Iron Age Hillfort

Barwick-in-Elmet Castle was a fortification in the village of Barwick-in-Elmet, West Yorkshire, England to the east of Leeds, between the rivers Wharfe and Aire, north of the Aire’s confluence with the River Calder. The site of the castle was originally an Iron Age hill fort, the remains of which can be seen even today, and coins dating from the first and second century BC have been discovered in the area. The Romans constructed a bulwark on the northern part of the elevated ground that is nowadays known as Wendel Hill.

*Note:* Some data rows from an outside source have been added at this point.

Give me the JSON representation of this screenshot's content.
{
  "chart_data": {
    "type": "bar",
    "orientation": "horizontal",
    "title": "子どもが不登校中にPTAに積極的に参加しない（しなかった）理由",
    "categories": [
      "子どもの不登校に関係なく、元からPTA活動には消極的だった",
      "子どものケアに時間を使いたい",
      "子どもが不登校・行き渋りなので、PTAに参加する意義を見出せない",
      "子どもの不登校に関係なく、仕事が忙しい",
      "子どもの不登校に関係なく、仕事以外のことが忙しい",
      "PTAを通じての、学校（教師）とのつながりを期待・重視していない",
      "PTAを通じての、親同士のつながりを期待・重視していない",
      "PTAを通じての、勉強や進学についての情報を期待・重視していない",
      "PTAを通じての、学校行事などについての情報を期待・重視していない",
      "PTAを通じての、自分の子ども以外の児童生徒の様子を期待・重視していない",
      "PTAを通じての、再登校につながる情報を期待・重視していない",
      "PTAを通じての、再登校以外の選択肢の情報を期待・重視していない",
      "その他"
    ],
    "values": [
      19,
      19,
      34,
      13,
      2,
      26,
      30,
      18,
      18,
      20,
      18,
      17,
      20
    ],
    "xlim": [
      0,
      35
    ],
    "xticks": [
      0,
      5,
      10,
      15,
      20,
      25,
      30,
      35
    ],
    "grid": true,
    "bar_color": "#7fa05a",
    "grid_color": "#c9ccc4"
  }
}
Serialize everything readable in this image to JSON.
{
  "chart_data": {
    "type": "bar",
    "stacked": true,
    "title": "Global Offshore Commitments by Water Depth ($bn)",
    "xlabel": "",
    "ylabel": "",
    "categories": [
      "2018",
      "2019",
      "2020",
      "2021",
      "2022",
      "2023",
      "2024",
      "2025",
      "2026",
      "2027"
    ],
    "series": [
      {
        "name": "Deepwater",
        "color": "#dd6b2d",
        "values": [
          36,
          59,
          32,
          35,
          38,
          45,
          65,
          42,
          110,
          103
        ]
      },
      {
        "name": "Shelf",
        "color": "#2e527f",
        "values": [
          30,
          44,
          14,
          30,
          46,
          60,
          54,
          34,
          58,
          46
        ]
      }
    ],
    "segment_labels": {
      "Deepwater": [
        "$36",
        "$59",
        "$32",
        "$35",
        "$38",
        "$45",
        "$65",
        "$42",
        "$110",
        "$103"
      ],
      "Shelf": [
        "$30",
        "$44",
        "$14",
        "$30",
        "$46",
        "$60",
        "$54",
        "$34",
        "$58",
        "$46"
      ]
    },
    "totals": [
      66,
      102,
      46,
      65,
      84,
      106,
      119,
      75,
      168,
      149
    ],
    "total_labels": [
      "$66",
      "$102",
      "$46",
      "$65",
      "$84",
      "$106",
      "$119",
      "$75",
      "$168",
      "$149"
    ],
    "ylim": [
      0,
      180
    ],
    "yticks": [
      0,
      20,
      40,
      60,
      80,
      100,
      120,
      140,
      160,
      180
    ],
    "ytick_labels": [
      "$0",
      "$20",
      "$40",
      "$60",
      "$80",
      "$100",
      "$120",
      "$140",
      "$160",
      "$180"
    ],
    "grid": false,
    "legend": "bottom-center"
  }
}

The Iron Age hillfort enclosed the tops of two adjacent hills, Wendel Hill and Hall Tower Hill. The motte and bailey castle, though lying inside the hillfort, occupied Hall Tower Hill only. The substantial remains of the bank and ditch that enclosed the hillfort survive in a well-preserved state round Wendel Hill, where it measures up to 4.5m from base to summit, and also to the south-west of the motte on Hall Tower Hill, though here it was modified in the twelfth century to form part of the medieval defences. In addition, the south circuit of this bank and ditch, where it circled round the south side of Hall Tower Hill and proceeded north-east to join the circuit round Wendel Hill, was found when houses were built next to the motte in the 1960s. The remains of a massive inturned entrance are visible in the northern circuit, on the north-west side of Wendel Hill, and much of the interior of the hillfort is preserved in the open areas behind the houses and premises along The Boyle. Here the remains of a variety of associated features will survive below ground and will include such features as the post-holes and trenches of buildings, storage pits and hearths, and a variety of small finds indicative of the occupations of people living within the hillfort.

Coins dating to the second century BC and first century AD have already been recovered.

The motte and bailey castle was built at the southern end of the hillfort and comprised the motte, which stands c.15m high and is surrounded by a deep ditch c.15m wide, and the bailey which extended to the north and east. The east side of the bailey, which originally extended beyond the limits of the earlier hillfort, has largely been built over by urban development within Barwick in Elmet, but sufficient remains to contain ample buried evidence of the domestic and garrison buildings that formerly occupied it. When the motte was built it would have been crowned by a timber tower and palisade, but there is as yet no evidence that this was ever replaced in stone. The castle was built by the de Lacy family, who held the Honour of Pontefract throughout most of the Middle Ages, and was the administrative centre of the northern part of the Honour; a role it took over from the ringwork castle at Kippax. The de Lacys also held the motte and bailey castle at Almondbury which, coincidentally, was also built inside a hillfort. A number of features are excluded from the scheduling. They include all modern walling and fencing, the surfaces of paths, drives and yards, the buildings of the three houses on Elmwood Lane, the buildings of Wendel House and the buildings belonging to Shin Brothers, all garden fixtures such as greenhouses and sheds, and the farm buildings associated with Bank Cottage. The ground beneath these features is, however, included.